Botum Sakor district police chief Sok Phom said that despite calling in San Mala, Try Vokikea and Yeun Dinit – all activists affiliated with the NGO Mother Nature – for questioning on August 14, the three have failed to comply with the request.
Details about who issued the complaint and what the testimony is to cover remain hazy, and Phom refused to give further details about the case.
Koh Kong provincial police chief Somkhit Vean said the complaint emerged after the activists boarded and towed sand dredging boats during a protest against companies International Rainbow and Direct Access.
“If they do not agree to testify in relation to the allegations, the police will ask for [permission] from the prosecutor” to take further legal action, he said. “The case depends on the court’s procedures.”
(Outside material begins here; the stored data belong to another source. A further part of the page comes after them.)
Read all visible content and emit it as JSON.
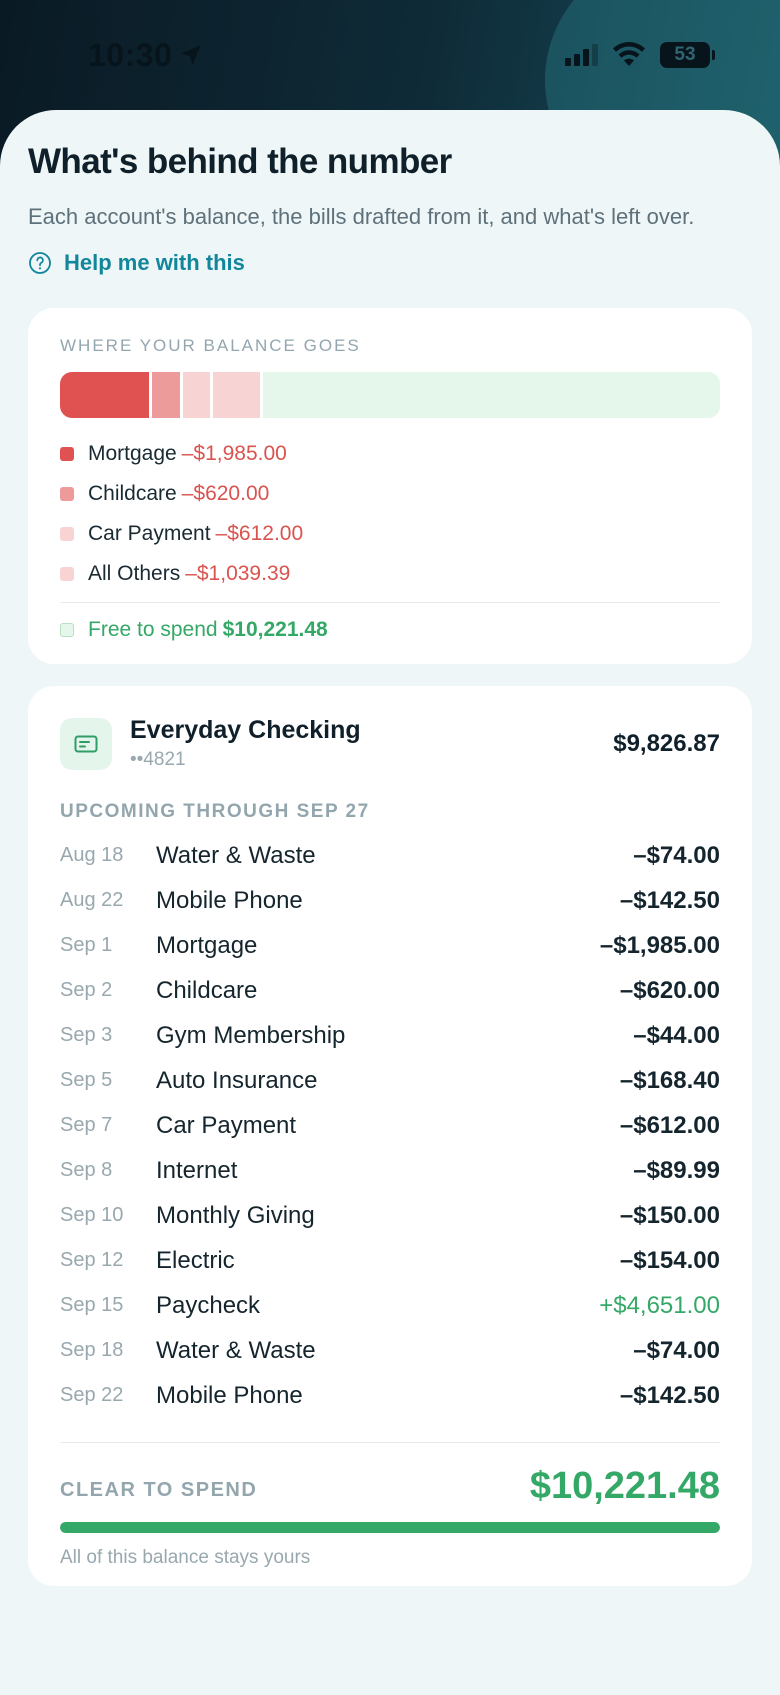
{
  "status_bar": {
    "time": "10:30",
    "battery": "53"
  },
  "header": {
    "title": "What's behind the number",
    "subtitle": "Each account's balance, the bills drafted from it, and what's left over.",
    "help_label": "Help me with this"
  },
  "balance_breakdown": {
    "label": "WHERE YOUR BALANCE GOES",
    "segments": [
      {
        "name": "Mortgage",
        "amount": "–$1,985.00",
        "value": 1985.0,
        "color": "#e05252"
      },
      {
        "name": "Childcare",
        "amount": "–$620.00",
        "value": 620.0,
        "color": "#ec9a9a"
      },
      {
        "name": "Car Payment",
        "amount": "–$612.00",
        "value": 612.0,
        "color": "#f7d3d3"
      },
      {
        "name": "All Others",
        "amount": "–$1,039.39",
        "value": 1039.39,
        "color": "#f7d3d3"
      }
    ],
    "free": {
      "label": "Free to spend",
      "amount": "$10,221.48",
      "value": 10221.48,
      "color": "#e5f6ea"
    }
  },
  "account": {
    "name": "Everyday Checking",
    "mask": "••4821",
    "balance": "$9,826.87",
    "upcoming_label": "UPCOMING THROUGH SEP 27",
    "bills": [
      {
        "date": "Aug 18",
        "name": "Water & Waste",
        "amount": "–$74.00",
        "positive": false
      },
      {
        "date": "Aug 22",
        "name": "Mobile Phone",
        "amount": "–$142.50",
        "positive": false
      },
      {
        "date": "Sep 1",
        "name": "Mortgage",
        "amount": "–$1,985.00",
        "positive": false
      },
      {
        "date": "Sep 2",
        "name": "Childcare",
        "amount": "–$620.00",
        "positive": false
      },
      {
        "date": "Sep 3",
        "name": "Gym Membership",
        "amount": "–$44.00",
        "positive": false
      },
      {
        "date": "Sep 5",
        "name": "Auto Insurance",
        "amount": "–$168.40",
        "positive": false
      },
      {
        "date": "Sep 7",
        "name": "Car Payment",
        "amount": "–$612.00",
        "positive": false
      },
      {
        "date": "Sep 8",
        "name": "Internet",
        "amount": "–$89.99",
        "positive": false
      },
      {
        "date": "Sep 10",
        "name": "Monthly Giving",
        "amount": "–$150.00",
        "positive": false
      },
      {
        "date": "Sep 12",
        "name": "Electric",
        "amount": "–$154.00",
        "positive": false
      },
      {
        "date": "Sep 15",
        "name": "Paycheck",
        "amount": "+$4,651.00",
        "positive": true
      },
      {
        "date": "Sep 18",
        "name": "Water & Waste",
        "amount": "–$74.00",
        "positive": false
      },
      {
        "date": "Sep 22",
        "name": "Mobile Phone",
        "amount": "–$142.50",
        "positive": false
      }
    ],
    "clear_label": "CLEAR TO SPEND",
    "clear_amount": "$10,221.48",
    "clear_fraction": 1.0,
    "clear_caption": "All of this balance stays yours"
  },
  "colors": {
    "accent": "#12869a",
    "positive": "#34a866",
    "negative": "#d9534f"
  }
}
The summonses are in relation to a previous protest by Mother Nature and community members in Botum Sakor’s Andong Teuk commune, in which they demonstrated against what they deemed “illegal” sand dredging activities that negatively impacted the community’s homes, fishing activities and environmental stability.
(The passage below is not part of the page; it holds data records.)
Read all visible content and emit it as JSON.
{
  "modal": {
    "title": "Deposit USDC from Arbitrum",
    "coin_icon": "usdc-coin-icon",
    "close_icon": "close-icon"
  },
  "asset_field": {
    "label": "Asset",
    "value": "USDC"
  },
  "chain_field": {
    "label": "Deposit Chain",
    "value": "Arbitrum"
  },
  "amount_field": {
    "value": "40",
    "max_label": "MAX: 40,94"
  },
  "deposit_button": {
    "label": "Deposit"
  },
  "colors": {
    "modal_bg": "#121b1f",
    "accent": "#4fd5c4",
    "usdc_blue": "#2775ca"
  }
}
On Saturday, 10 activists with Mother Nature continued their protest by hanging a banner against sand dredging and handcuffing themselves to a fence to await authorities, but no arrests were made.
Mother Nature activist San Mala said he and his colleagues ignored the summonses because they believed they had not engaged in any illegal activities.
“If they want to arrest us, we will not escape.
We will be here waiting for them to arrest us because we have done nothing against the law, and our actions are protecting natural resources . . . We welcome the authorities’ procedures,” he said.
Botum Sakor District Governor Orn Pheareak said in late July that the firms were operating legally and that the group’s campaign was affecting their property and finances.
Meanwhile, Pich Siyun, the director of Koh Kong’s Mines and Energy Department, said the companies had not broken the conditions of their licences.
International Rainbow and Direct Access could not be reached for comment.